Classical Solutions for Poisson Sigma Models on a Riemann surface

TL;DR

This paper characterizes the classical solution space of Poisson Sigma Models on Riemann surfaces with specific Poisson structures, linking the moduli space dimension to topological and algebraic properties of the surface and Poisson tensor.

Contribution

It explicitly determines the moduli space of classical solutions for Poisson Sigma Models with vanishing Poisson form class on arbitrary Riemann surfaces, including its dimension and representatives.

Findings

Moduli space dimension depends on genus and Poisson tensor corank.

Constructs representatives of solutions using presymplectic forms.

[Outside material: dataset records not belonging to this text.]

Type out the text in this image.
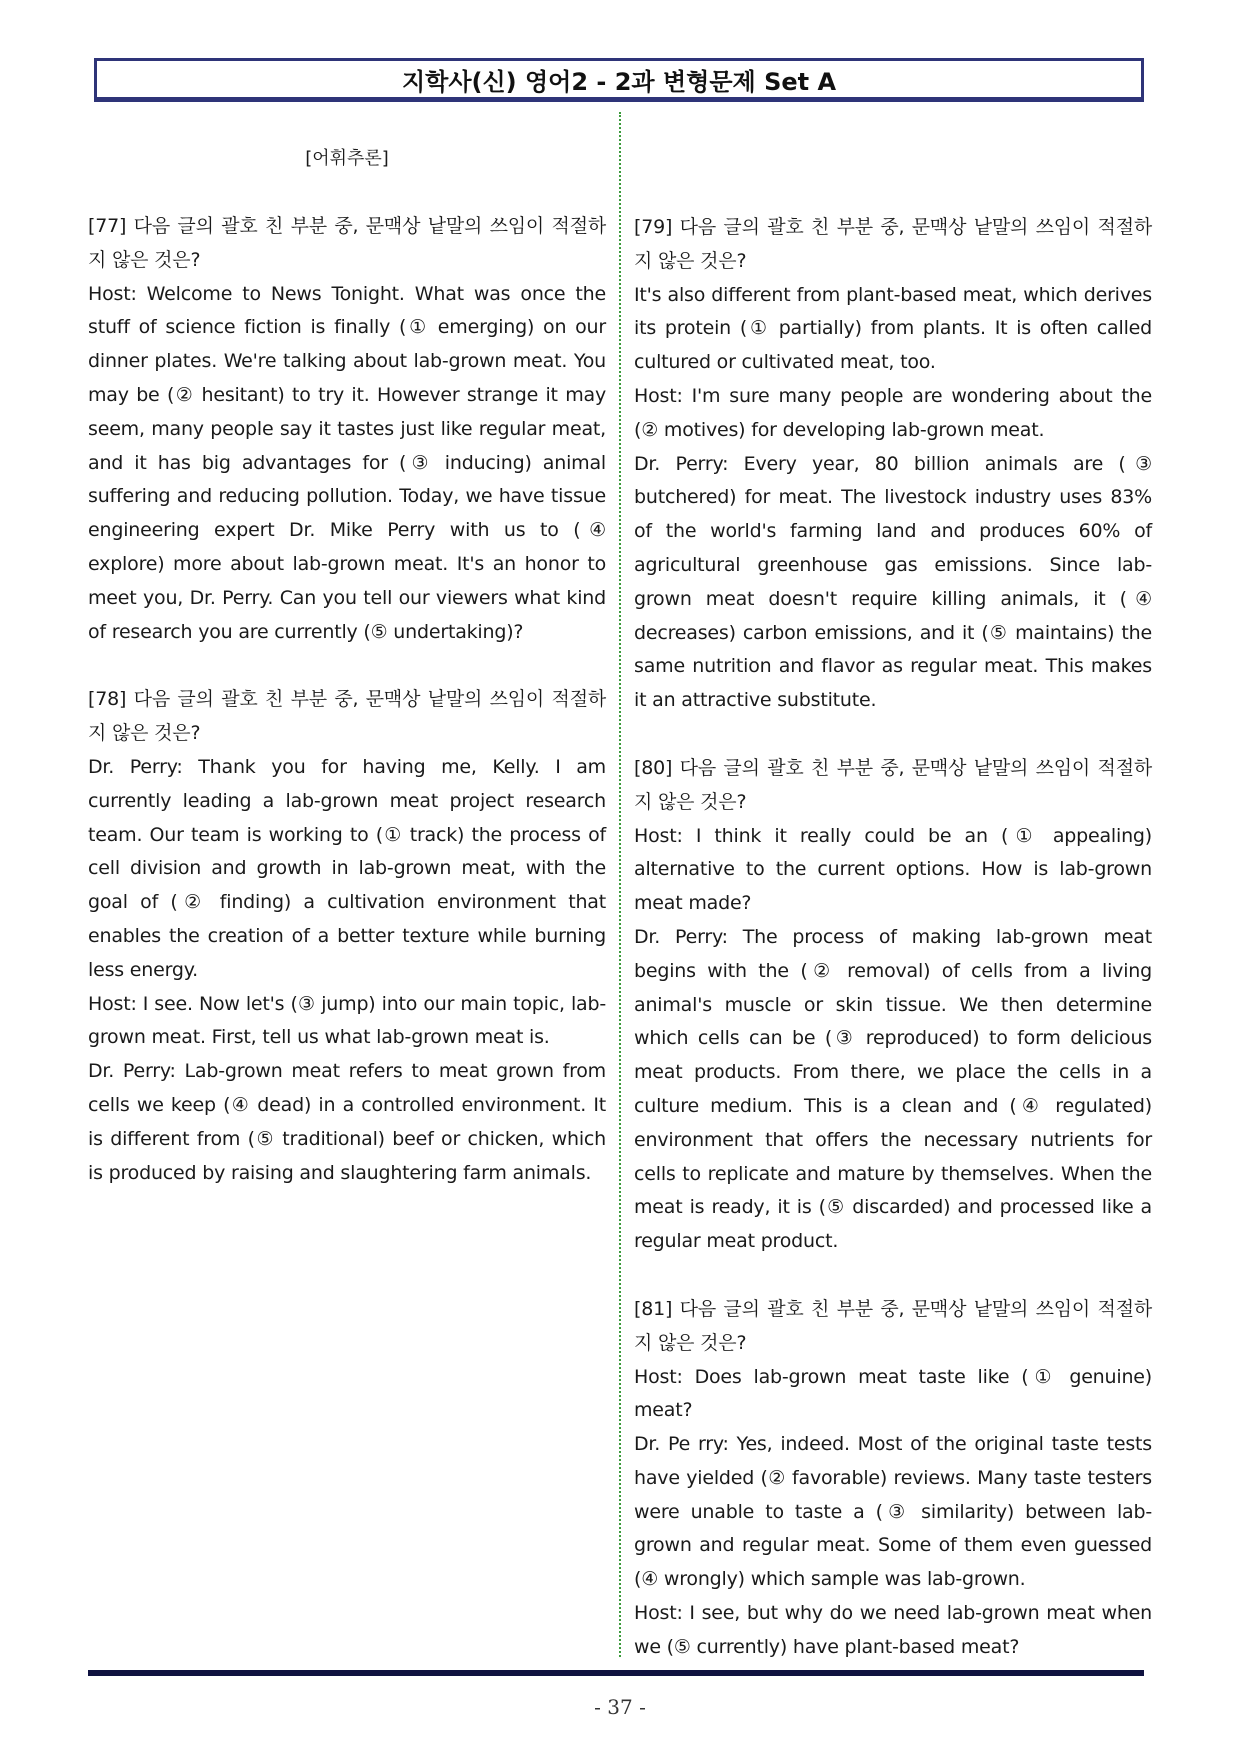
지학사(신) 영어2 - 2과 변형문제 Set A

[어휘추론]

[77] 다음 글의 괄호 친 부분 중, 문맥상 낱말의 쓰임이 적절하지 않은 것은?

Host: Welcome to News Tonight. What was once the stuff of science fiction is finally (① emerging) on our dinner plates. We're talking about lab-grown meat. You may be (② hesitant) to try it. However strange it may seem, many people say it tastes just like regular meat, and it has big advantages for (③ inducing) animal suffering and reducing pollution. Today, we have tissue engineering expert Dr. Mike Perry with us to (④ explore) more about lab-grown meat. It's an honor to meet you, Dr. Perry. Can you tell our viewers what kind of research you are currently (⑤ undertaking)?

[78] 다음 글의 괄호 친 부분 중, 문맥상 낱말의 쓰임이 적절하지 않은 것은?

Dr. Perry: Thank you for having me, Kelly. I am currently leading a lab-grown meat project research team. Our team is working to (① track) the process of cell division and growth in lab-grown meat, with the goal of (② finding) a cultivation environment that enables the creation of a better texture while burning less energy.

Host: I see. Now let's (③ jump) into our main topic, lab-grown meat. First, tell us what lab-grown meat is.

Dr. Perry: Lab-grown meat refers to meat grown from cells we keep (④ dead) in a controlled environment. It is different from (⑤ traditional) beef or chicken, which is produced by raising and slaughtering farm animals.

[79] 다음 글의 괄호 친 부분 중, 문맥상 낱말의 쓰임이 적절하지 않은 것은?

It's also different from plant-based meat, which derives its protein (① partially) from plants. It is often called cultured or cultivated meat, too.

Host: I'm sure many people are wondering about the (② motives) for developing lab-grown meat.

Dr. Perry: Every year, 80 billion animals are (③ butchered) for meat. The livestock industry uses 83% of the world's farming land and produces 60% of agricultural greenhouse gas emissions. Since lab-grown meat doesn't require killing animals, it (④ decreases) carbon emissions, and it (⑤ maintains) the same nutrition and flavor as regular meat. This makes it an attractive substitute.

[80] 다음 글의 괄호 친 부분 중, 문맥상 낱말의 쓰임이 적절하지 않은 것은?

Host: I think it really could be an (① appealing) alternative to the current options. How is lab-grown meat made?

Dr. Perry: The process of making lab-grown meat begins with the (② removal) of cells from a living animal's muscle or skin tissue. We then determine which cells can be (③ reproduced) to form delicious meat products. From there, we place the cells in a culture medium. This is a clean and (④ regulated) environment that offers the necessary nutrients for cells to replicate and mature by themselves. When the meat is ready, it is (⑤ discarded) and processed like a regular meat product.

[81] 다음 글의 괄호 친 부분 중, 문맥상 낱말의 쓰임이 적절하지 않은 것은?

Host: Does lab-grown meat taste like (① genuine) meat?

Dr. Pe rry: Yes, indeed. Most of the original taste tests have yielded (② favorable) reviews. Many taste testers were unable to taste a (③ similarity) between lab-grown and regular meat. Some of them even guessed (④ wrongly) which sample was lab-grown.

Host: I see, but why do we need lab-grown meat when we (⑤ currently) have plant-based meat?

- 37 -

Discusses potential generalizations beyond presymplectic cases.

Abstract

We determine the moduli space of classical solutions to the field equations of Poisson Sigma Models on arbitrary Riemann surfaces for Poisson structures with vanishing Poisson form class. This condition ensures the existence of a presymplectic form on the target Poisson manifold which agrees with the induced symplectic forms of the Poisson tensor upon pullback to the leaves. The dimension of the classical moduli space as a function of the genus of the worldsheet Sigma and the corank k of the Poisson tensor is determined as k(rank(H^1(Sigma))+1). Representatives of the classical solutions are provided using the above mentioned presymplectic 2-forms, and possible generalizations to cases where such a form does not exist are discussed. The results are compared to the known moduli space of classical solutions for two-dimensional BF and Yang-Mills theories.